Stark’s abject apology takes place within a definite political context. The Democratic Congress is about to authorize some $200 billion more to continue the wars in Iraq and Afghanistan, pass a domestic spying bill that will authorize virtually unlimited warrantless surveillance of Americans—gutting the Fourth Amendment’s proscription on unreasonable searches and seizures—and confirm as attorney general Michael Mukasey, a former judge who openly defends the use of torture, presidential seizure and imprisonment of so-called “enemy combatants,” and quasi-dictatorial presidential powers, including the president’s “right” to ignore laws.

Why this abject capitulation to the Bush administration, the Republican Party and the military? It cannot be attributed to the pressure of popular opinion. Since the November election, all opinion polls have registered a growth of popular opposition to both the war and the Bush administration. They have, moreover, shown growing popular disgust and anger toward the Democrats because of their refusal to oppose the war and the administration’s policies in general.

But the Democrats’ actions and policies are not determined by the will of the people. However much they may posture as critics of the Bush administration, the Democrats are beholden to the same corporate-financial oligarchy that dictates the policies of the Republicans.
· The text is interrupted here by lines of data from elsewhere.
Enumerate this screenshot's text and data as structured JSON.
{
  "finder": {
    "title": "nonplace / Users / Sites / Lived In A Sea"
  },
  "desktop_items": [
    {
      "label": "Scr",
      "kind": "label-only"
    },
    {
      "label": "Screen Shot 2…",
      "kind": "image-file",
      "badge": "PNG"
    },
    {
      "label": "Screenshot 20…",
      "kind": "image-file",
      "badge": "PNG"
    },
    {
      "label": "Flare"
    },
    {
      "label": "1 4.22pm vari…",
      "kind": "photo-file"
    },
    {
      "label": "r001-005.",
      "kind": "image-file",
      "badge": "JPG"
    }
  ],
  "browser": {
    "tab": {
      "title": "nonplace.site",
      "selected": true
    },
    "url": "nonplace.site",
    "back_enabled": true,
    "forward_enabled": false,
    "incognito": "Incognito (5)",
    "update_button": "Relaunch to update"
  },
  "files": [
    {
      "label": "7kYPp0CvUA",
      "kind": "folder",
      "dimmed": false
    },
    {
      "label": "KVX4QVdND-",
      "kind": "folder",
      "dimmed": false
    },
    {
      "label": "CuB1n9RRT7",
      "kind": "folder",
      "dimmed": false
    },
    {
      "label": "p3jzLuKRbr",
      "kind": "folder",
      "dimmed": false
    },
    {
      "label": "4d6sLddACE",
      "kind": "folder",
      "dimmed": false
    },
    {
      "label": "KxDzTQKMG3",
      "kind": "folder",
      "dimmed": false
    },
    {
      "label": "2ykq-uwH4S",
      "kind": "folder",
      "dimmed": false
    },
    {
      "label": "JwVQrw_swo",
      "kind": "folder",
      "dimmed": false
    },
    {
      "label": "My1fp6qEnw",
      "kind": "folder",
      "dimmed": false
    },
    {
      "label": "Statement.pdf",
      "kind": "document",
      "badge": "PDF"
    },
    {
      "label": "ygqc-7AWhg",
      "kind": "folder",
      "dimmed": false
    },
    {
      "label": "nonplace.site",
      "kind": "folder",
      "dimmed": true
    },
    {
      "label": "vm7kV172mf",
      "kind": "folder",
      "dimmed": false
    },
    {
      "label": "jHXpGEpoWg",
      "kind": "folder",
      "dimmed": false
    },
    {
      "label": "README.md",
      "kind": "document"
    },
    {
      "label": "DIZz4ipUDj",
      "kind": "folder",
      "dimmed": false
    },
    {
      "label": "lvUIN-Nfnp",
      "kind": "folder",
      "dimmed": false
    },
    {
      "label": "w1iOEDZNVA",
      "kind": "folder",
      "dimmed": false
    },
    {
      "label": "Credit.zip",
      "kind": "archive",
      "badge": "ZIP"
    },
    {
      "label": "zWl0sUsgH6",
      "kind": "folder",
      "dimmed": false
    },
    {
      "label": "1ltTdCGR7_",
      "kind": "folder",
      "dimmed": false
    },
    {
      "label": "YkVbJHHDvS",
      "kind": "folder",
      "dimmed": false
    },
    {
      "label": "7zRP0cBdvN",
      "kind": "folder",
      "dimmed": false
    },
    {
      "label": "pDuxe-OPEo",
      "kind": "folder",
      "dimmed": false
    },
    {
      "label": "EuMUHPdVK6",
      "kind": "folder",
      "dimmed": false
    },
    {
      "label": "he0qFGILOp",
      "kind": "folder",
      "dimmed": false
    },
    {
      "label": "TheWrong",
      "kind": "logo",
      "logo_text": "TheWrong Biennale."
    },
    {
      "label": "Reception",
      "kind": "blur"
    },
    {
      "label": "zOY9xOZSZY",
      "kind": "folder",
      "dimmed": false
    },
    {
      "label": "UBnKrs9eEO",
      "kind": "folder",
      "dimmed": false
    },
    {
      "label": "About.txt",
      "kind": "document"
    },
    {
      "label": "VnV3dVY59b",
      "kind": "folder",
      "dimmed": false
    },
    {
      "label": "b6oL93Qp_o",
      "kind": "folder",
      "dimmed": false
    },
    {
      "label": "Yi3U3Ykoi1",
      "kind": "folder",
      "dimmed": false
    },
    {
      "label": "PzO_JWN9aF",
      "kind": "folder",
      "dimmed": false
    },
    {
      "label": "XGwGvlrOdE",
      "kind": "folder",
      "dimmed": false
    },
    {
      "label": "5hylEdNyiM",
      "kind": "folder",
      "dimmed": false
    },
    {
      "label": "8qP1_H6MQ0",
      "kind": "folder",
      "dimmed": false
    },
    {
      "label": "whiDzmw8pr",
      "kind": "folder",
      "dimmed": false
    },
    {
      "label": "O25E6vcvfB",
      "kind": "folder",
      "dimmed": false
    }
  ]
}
They are a second party of American imperialism, which is why they have supported and continue to support its wars of aggression for control of oil, other vital resources, markets and geo-strategic domination around the world.

The Democrats are perpetually confounded by a basic contradiction: In line with their particular historical role in upholding the two-party political monopoly of the American ruling elite, they are obliged to present themselves as the party of the “people.” Hence their efforts to posture as critics of the war and the anti-social and anti-democratic policies of the Republican administration.

In fact, they rest on a very narrow social base, consisting primarily of sections of the financial elite and the most privileged sections of the upper-middle-class. Democratic politicians, no less than their Republican counterparts, are beholden to the corporate interests that finance their campaigns.

The substance of their policy differences with the Republicans is increasingly insignificant. They support imperialist war as an instrument of foreign policy, the further enrichment of the financial aristocracy at the expense of the working class, and the gutting of democratic rights.

To the extent that leading Democrats choose to oppose the administration, they invariably articulate the concerns of factions within a ruling establishment that is divided over how best to advance the interests of American capitalism. This is why the Democrats’ opposition is always characterized by political evasion and duplicity, with the party leadership prepared at every point either to capitulate or accept a rotten compromise.